Please note that these treatment options and information are based on the provided context, which includes various search results. It is essential to consult a medical professional for personalized advice and treatment plans.

Differential Diagnosis of Obsolete Megakaryocytic Tumors

The differential diagnosis of obsolete megakaryocytic tumors involves a comprehensive evaluation of various conditions that may present with similar clinical and pathological features. The following are some key points to consider:

• Megakaryoblastic leukemia: This is a rare type of leukemia characterized by the proliferation of megakaryocytes in the bone marrow. It can be distinguished from other myeloid malignancies by the presence of megakaryocytic hyperplasia and atypia, as well as evidence of leukemic cell infiltration into the bone marrow [3].
• Dys-megakaryopoiesis: This refers to a condition characterized by ≥10% dysplastic megakaryocytes in bone marrow smears. However, concordance rates for dysplastic megakaryocytes between different observers are low, making evaluation of dysmegakaryopoiesis challenging [2].
• Myelofibrosis: This is a condition characterized by the replacement of normal bone marrow architecture with fibrotic tissue. It can be distinguished from other myeloproliferative neoplasms (MPNs) by the presence of megakaryocytic hyperplasia and atypia, as well as evidence of fibrosis in the bone marrow [11].
• Primary myelolipoma: This is a rare tumor that arises from the bone marrow. It can be distinguished from other MPNs by its characteristic radiological features, including a well-defined mass with a "honeycomb" appearance on imaging studies [13].

Key Diagnostic Features

To establish a differential diagnosis for obsolete megakaryocytic tumors, it is essential to consider the following key diagnostic features:

• Megakaryocytic hyperplasia and atypia: The presence of an increased number of megakaryocytes in the bone marrow, accompanied by morphological abnormalities.
• Fibrosis: The replacement of normal bone marrow architecture with fibrotic tissue.
• Leukemic cell infiltration: The presence of leukemic cells in the bone marrow.

References

[1] Matsuda et al. (2019). Megakaryoblastic leukemia: a review of the literature. Leukemia Research, 84, 102-111.

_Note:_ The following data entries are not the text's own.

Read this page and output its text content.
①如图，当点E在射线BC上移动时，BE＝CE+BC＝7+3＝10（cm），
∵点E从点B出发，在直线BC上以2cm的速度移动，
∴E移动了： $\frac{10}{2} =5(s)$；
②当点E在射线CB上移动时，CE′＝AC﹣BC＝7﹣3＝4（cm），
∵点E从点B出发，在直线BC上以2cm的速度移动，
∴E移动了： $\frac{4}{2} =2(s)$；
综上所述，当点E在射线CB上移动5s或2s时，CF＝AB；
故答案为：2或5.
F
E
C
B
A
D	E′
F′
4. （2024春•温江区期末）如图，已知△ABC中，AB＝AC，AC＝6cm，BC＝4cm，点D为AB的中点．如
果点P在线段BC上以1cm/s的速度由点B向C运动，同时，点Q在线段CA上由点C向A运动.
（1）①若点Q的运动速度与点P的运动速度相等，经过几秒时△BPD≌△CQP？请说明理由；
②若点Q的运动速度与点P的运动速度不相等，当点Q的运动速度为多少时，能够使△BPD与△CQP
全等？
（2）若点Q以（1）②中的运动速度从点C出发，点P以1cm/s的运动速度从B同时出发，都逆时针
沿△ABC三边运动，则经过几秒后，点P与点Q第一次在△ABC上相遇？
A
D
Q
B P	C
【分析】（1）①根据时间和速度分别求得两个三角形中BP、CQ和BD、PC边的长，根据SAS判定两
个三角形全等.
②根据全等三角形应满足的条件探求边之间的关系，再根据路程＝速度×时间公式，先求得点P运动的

[2] Tefferi et al. (2020). Dys-megakaryopoiesis in myeloproliferative neoplasms: a systematic review. American Journal of Hematology, 95(10), 1331-1343.

[3] Kim et al. (2018). Megakaryoblastic leukemia: a case report and literature review. Journal of Clinical Oncology, 36(15), 1645-1652.

[11] Vannucchi et al. (2020). Myelofibrosis: a review of the literature. Blood Cancer Journal, 10(12), 1-13.

[13] Elsayed et al. (2019). Primary myelolipoma: a case report and literature review. Journal of Clinical Pathology, 72(11), 931-935.